Now let's filter only the expenses done with fuel…

In [4]:
fuel = deputies[deputies.subquota_number == '3']
fuel.subquota_description.unique()

array(['Fuels and lubricants'], dtype=object)

…and with cabs:

In [5]:
taxi = deputies[deputies.subquota_number == '122']
taxi.subquota_description.unique()

array(['Taxi, toll and parking'], dtype=object)
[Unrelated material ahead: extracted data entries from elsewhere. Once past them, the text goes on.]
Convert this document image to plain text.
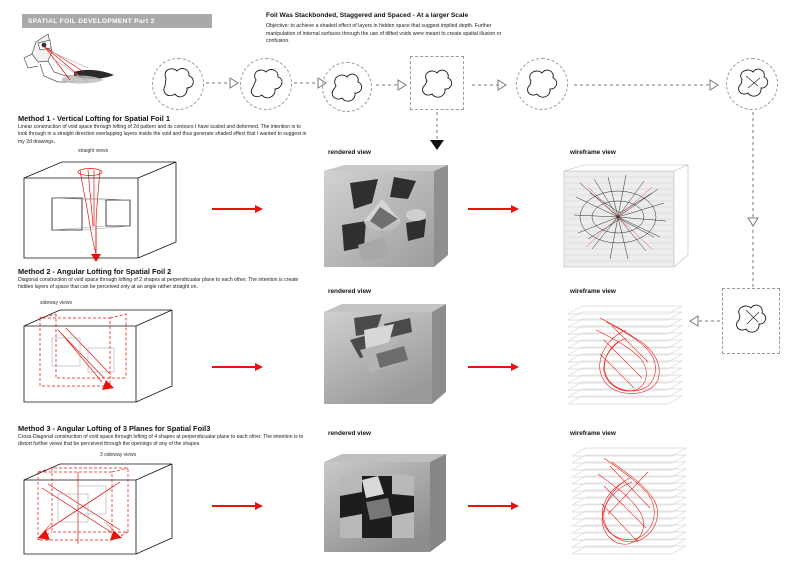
SPATIAL FOIL DEVELOPMENT Part 2
Foil Was Stackbonded, Staggered and Spaced - At a larger Scale
Objective: to achieve a shaded effect of layers in hidden space that suggest implied depth. Further manipulation of internal surfaces through the use of tilfted voids were meant to create spatial illusion or confusion.
Method 1 - Vertical Lofting for Spatial Foil 1
Linear construction of void space through lofting of 2d pattern and its contours I have scaled and deformed. The intention is to look through in a straight direction overlapping layers inside the void and thus generate shaded effect that I wanted to suggest in my 2d drawings.
straight views	rendered view	wireframe view
Method 2 - Angular Lofting for Spatial Foil 2
Diagonal construction of void space through lofting of 2 shapes at perpendicualar plane to each other. The intention is create hidden layers of space that can be perceived only at an angle rather straight on.
sideway views
rendered view	wireframe view
Method 3 - Angular Lofting of 3 Planes for Spatial Foil3
Cross-Diagonal construction of void space through lofting of 4 shapes at perpendicualar plane to each other. The intention is to distort further views that be perceived through the openings of any of the shapes.
3 sideway views
rendered view	wireframe view
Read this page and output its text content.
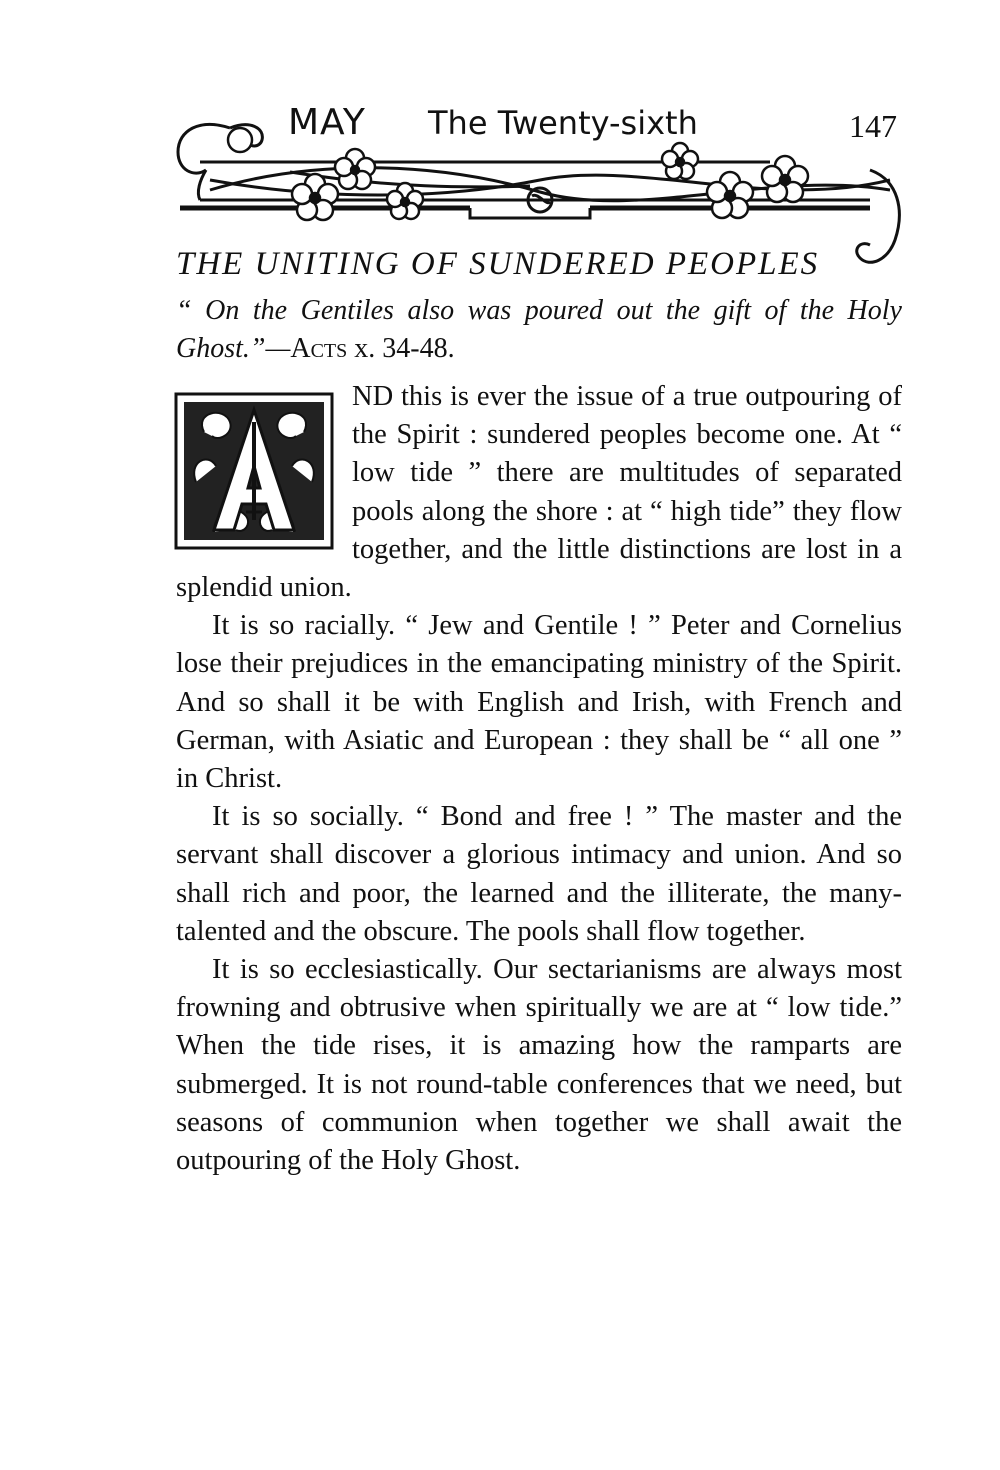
MAY The Twenty-sixth	147
THE UNITING OF SUNDERED PEOPLES
“ On the Gentiles also was poured out the gift of the Holy Ghost.”—Acts x. 34-48.

ND this is ever the issue of a true outpouring of the Spirit : sundered peoples become one. At “ low tide ” there are multitudes of separated pools along the shore : at “ high tide” they flow together, and the little distinctions are lost in a splendid union.

It is so racially. “ Jew and Gentile ! ” Peter and Cornelius lose their prejudices in the emancipating ministry of the Spirit. And so shall it be with English and Irish, with French and German, with Asiatic and European : they shall be “ all one ” in Christ.

It is so socially. “ Bond and free ! ” The master and the servant shall discover a glorious intimacy and union. And so shall rich and poor, the learned and the illiterate, the many-talented and the obscure. The pools shall flow together.

It is so ecclesiastically. Our sectarianisms are always most frowning and obtrusive when spiritually we are at “ low tide.” When the tide rises, it is amazing how the ramparts are submerged. It is not round-table conferences that we need, but seasons of communion when together we shall await the outpouring of the Holy Ghost.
Finally let's group expenses month by month to compare — the hypothesis is that expenses with fuel should decrease when expenses with cabs incresase:

In [6]:
def group_by_month(df):
    keys = ('congressperson_name', 'year', 'month')
    return df.groupby(keys)['total_net_value'] \
        .agg([np.sum, len]) \
        .rename(columns={'len': 'expenses'})

In [7]:
grouped_fuel = group_by_month(fuel)
grouped_fuel

Unnamed: 0_level_0,Unnamed: 1_level_0,Unnamed: 2_level_0,sum,expenses
congressperson_name,year,month,Unnamed: 3_level_1,Unnamed: 4_level_1
ALESSANDRO MOLON,2014,6,1414.47,13.0
ALESSANDRO MOLON,2014,7,92.00,1.0
ALESSANDRO MOLON,2014,10,539.88,5.0
ALESSANDRO MOLON,2014,11,520.93,5.0
ALESSANDRO MOLON,2014,12,558.49,5.0
ALESSANDRO MOLON,2015,1,289.58,2.0
ALESSANDRO MOLON,2015,2,455.15,3.0
ALESSANDRO MOLON,2015,3,628.15,4.0
ALESSANDRO MOLON,2015,4,700.16,5.0
ALESSANDRO MOLON,2015,5,996.15,8.0


In [8]:
grouped_taxi = group_by_month(taxi)
grouped_taxi

Unnamed: 0_level_0,Unnamed: 1_level_0,Unnamed: 2_level_0,sum,expenses
congressperson_name,year,month,Unnamed: 3_level_1,Unnamed: 4_level_1
ALESSANDRO MOLON,2014,6,593.00,20.0
ALESSANDRO MOLON,2014,7,612.00,15.0
ALESSANDRO MOLON,2014,8,348.00,7.0
ALESSANDRO MOLON,2014,9,107.00,2.0
ALESSANDRO MOLON,2014,10,1086.00,22.0
ALESSANDRO MOLON,2014,11,1629.00,41.0
ALESSANDRO MOLON,2014,12,1365.07,33.0
ALESSANDRO MOLON,2015,1,2407.00,62.0
ALESSANDRO MOLON,2015,2,1955.00,53.0
ALESSANDRO MOLON,2015,3,1619.00,38.0


And… let's export some Excel:

In [9]:
# output = pd.ExcelWriter('fuel_vs_cabs.xlsx')
# grouped_fuel.to_excel(output,'Grouped Fuel')
# grouped_taxi.to_excel(output,'Grouped Taxi')
# fuel.to_excel(output,'Fuel')
# output.save()

According to Pedro nothing interesting in this comparison, but let's leave this notebook here if anyone else is interested in this comparison.